Ушла. Зелёное пальто мелькнуло за стеклянной дверью и растворилось в мартовском снегу, и я подумала — машинально, врачебно, ненужно — что зелёный цвет хорошо видно на белом фоне, и что если бы это был пациент, уходящий из приёмного покоя, я бы крикнула: «Подождите, мы не закончили!» — но это не приёмный покой, и мы закончили, и четыре минуты — это весь приём, и диагноз поставлен, и он — окончательный.

Я осталась на скамейке. Хризантемы на коленях — вялые, кисловатые, триста пятьдесят рублей. За стеклянной дверью — снег, мелкий, злой, похожий на крупную соль, которую кто-то сыплет сверху без разбора и без сочувствия, потому что снегу всё равно, на кого падать: на вдову, на разлучницу, на администратора в синем жилете, на тополь во дворе, который Сергей собирался спилить и не спилил. Двадцать три года. Минус восемь — пятнадцать. Пятнадцать лет он жил параллельно. Нет — восемь лет параллельно, а первые пятнадцать — только со мной. Или нет? Откуда я теперь знаю? Ниоткуда. Я знала, что мой муж ездит в командировки, устаёт на работе, любит рассольник, не ест рыбу и ложится спать в одиннадцать. Теперь я не знаю даже этого. Теперь каждый факт — под подозрением, как пациент, у которого обнаружили одно заболевание и начинают проверять на все остальные: а вдруг не только рассольник? а вдруг не только командировки? а вдруг не только одна?

Сергей Чернов умер в пятницу от инфаркта на трассе между Казанью и Чебоксарами. Он ехал из Казани. В какую сторону — теперь вопрос. К кому — тоже. И вопросы эти останутся без ответа, потому что единственный, кто мог ответить, лежит в зале номер два, в гробу, который оказался серым, а не тёмным, и Артём злится на оттенок, а я — на всё остальное.

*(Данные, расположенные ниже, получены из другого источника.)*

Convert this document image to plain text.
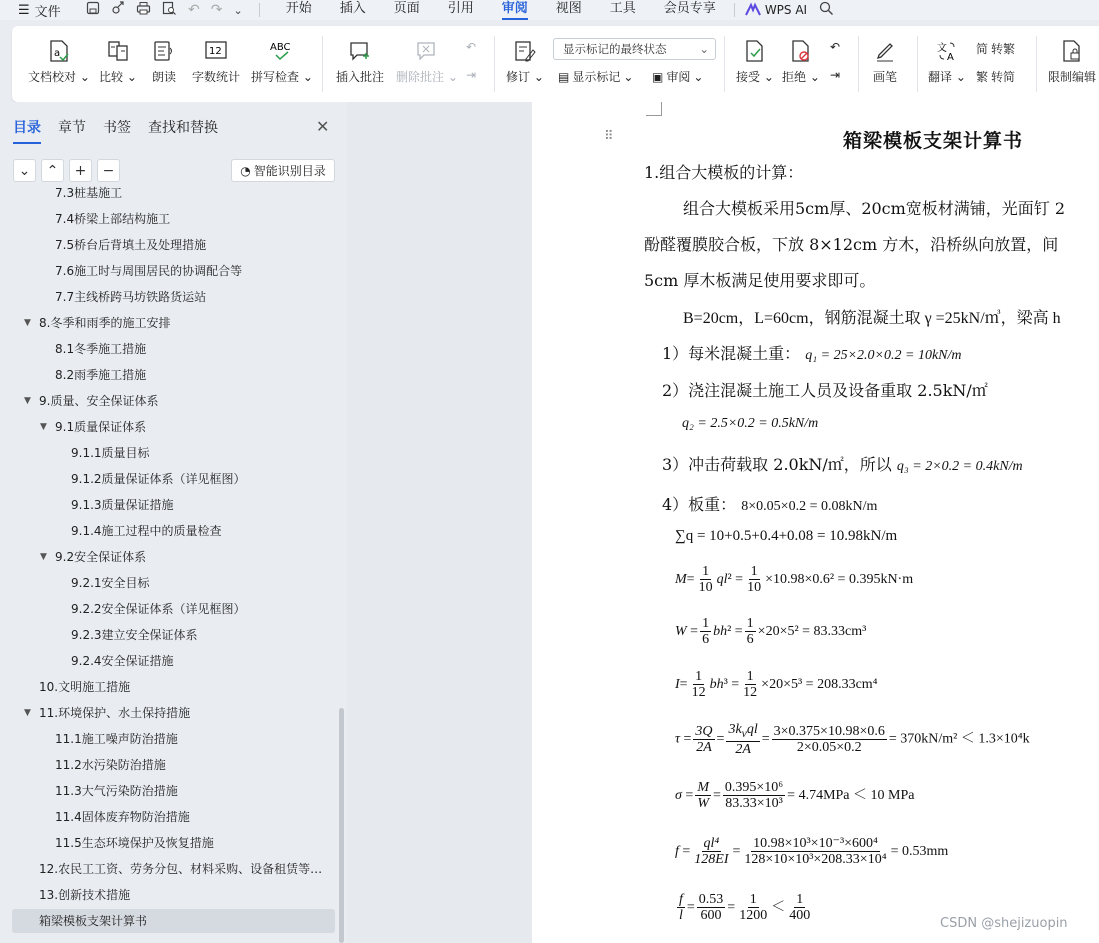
☰ 文件	↶ ↷ ⌄	开始	插入	页面	引用	审阅	视图	工具	会员专享	WPS AI
a
文档校对 ⌄ 比较 ⌄ 朗读
12
字数统计
ABC
拼写检查 ⌄ 插入批注 删除批注 ⌄
↶
⇥ 修订 ⌄
显示标记的最终状态	⌄
▤ 显示标记 ⌄ ▣ 审阅 ⌄	接受 ⌄ 拒绝 ⌄
↶
⇥	画笔
文
A
翻译 ⌄
简 转繁
繁 转简	限制编辑
目录 章节 书签 查找和替换	✕
⌄ ⌃ + −	◔ 智能识别目录
7.3桩基施工
7.4桥梁上部结构施工
7.5桥台后背填土及处理措施
7.6施工时与周围居民的协调配合等
7.7主线桥跨马坊铁路货运站
▼ 8.冬季和雨季的施工安排
8.1冬季施工措施
8.2雨季施工措施
▼ 9.质量、安全保证体系
▼ 9.1质量保证体系
9.1.1质量目标
9.1.2质量保证体系（详见框图）
9.1.3质量保证措施
9.1.4施工过程中的质量检查
▼ 9.2安全保证体系
9.2.1安全目标
9.2.2安全保证体系（详见框图）
9.2.3建立安全保证体系
9.2.4安全保证措施
10.文明施工措施
▼ 11.环境保护、水土保持措施
11.1施工噪声防治措施
11.2水污染防治措施
11.3大气污染防治措施
11.4固体废弃物防治措施
11.5生态环境保护及恢复措施
12.农民工工资、劳务分包、材料采购、设备租赁等…
13.创新技术措施
箱梁模板支架计算书
⠿	箱梁模板支架计算书
1.组合大模板的计算：
组合大模板采用5cm厚、20cm宽板材满铺，光面钉 2
酚醛覆膜胶合板，下放 8×12cm 方木，沿桥纵向放置，间
5cm 厚木板满足使用要求即可。
B=20cm，L=60cm，钢筋混凝土取 γ =25kN/㎥，梁高 h
1）每米混凝土重： q₁ = 25×2.0×0.2 = 10kN/m
2）浇注混凝土施工人员及设备重取 2.5kN/㎡
q₂ = 2.5×0.2 = 0.5kN/m
3）冲击荷载取 2.0kN/㎡，所以 q₃ = 2×0.2 = 0.4kN/m
4）板重： 8×0.05×0.2 = 0.08kN/m
∑q = 10+0.5+0.4+0.08 = 10.98kN/m
$M= \frac{1}{10} ql^2 = \frac{1}{10} \times 10.98\times 0.6^2 = 0.395kN\cdot m$
$W = \frac{1}{6} bh^2 = \frac{1}{6} \times 20\times 5^2 = 83.33cm^3$
$I= \frac{1}{12} bh^3 = \frac{1}{12} \times 20\times 5^3 = 208.33cm^4$
$\tau = \frac{3Q}{2A} = \frac{3k_vql}{2A} = \frac{3\times 0.375\times 10.98\times 0.6}{2\times 0.05\times 0.2} = 370kN/m^2 < 1.3\times 10^4k$
$\sigma = \frac{M}{W} = \frac{\text{0.395×10⁶}}{\text{83.33×10³}} = 4.74MPa < 10$ MPa
$f = \frac{\text{ql⁴}}{128EI} = \frac{\text{10.98×10³×10⁻³×600⁴}}{\text{128×10×10³×208.33×10⁴}} = 0.53mm$
$\frac{f}{l} = \frac{0.53}{600} = \frac{1}{1200} < \frac{1}{400}$	CSDN @shejizuopin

Администратор подошла, тронула за локоть — осторожно, как трогают предмет, который может упасть, или пациента, который может потерять сознание, — и в этом прикосновении было профессиональное, привычное: она наверняка трогала за локоть сотни людей на этих скамейках, и сотни людей вставали и шли в свои залы, и она оставалась за стойкой, и синий жилет, и табличка «Информация», и расписание наискось.

— Галина Фёдоровна, зал готов. Вас ждут.

Я встала, поправила букет — целлофан зашуршал, хризантемы качнулись, одна отломилась и упала на линолеум, и я наклонилась, подняла, приложила обратно к букету, и она не держалась, торчала вбок, и я подумала: вот и всё, даже хризантемы разваливаются, даже цветы за триста пятьдесят рублей не могут сохранить форму, а я — должна. Пошла хоронить мужа, которого, как выяснилось, не знала. Хризантемы по-прежнему воняли водой из-под крана. Это единственное, в чём я сегодня не сомневалась.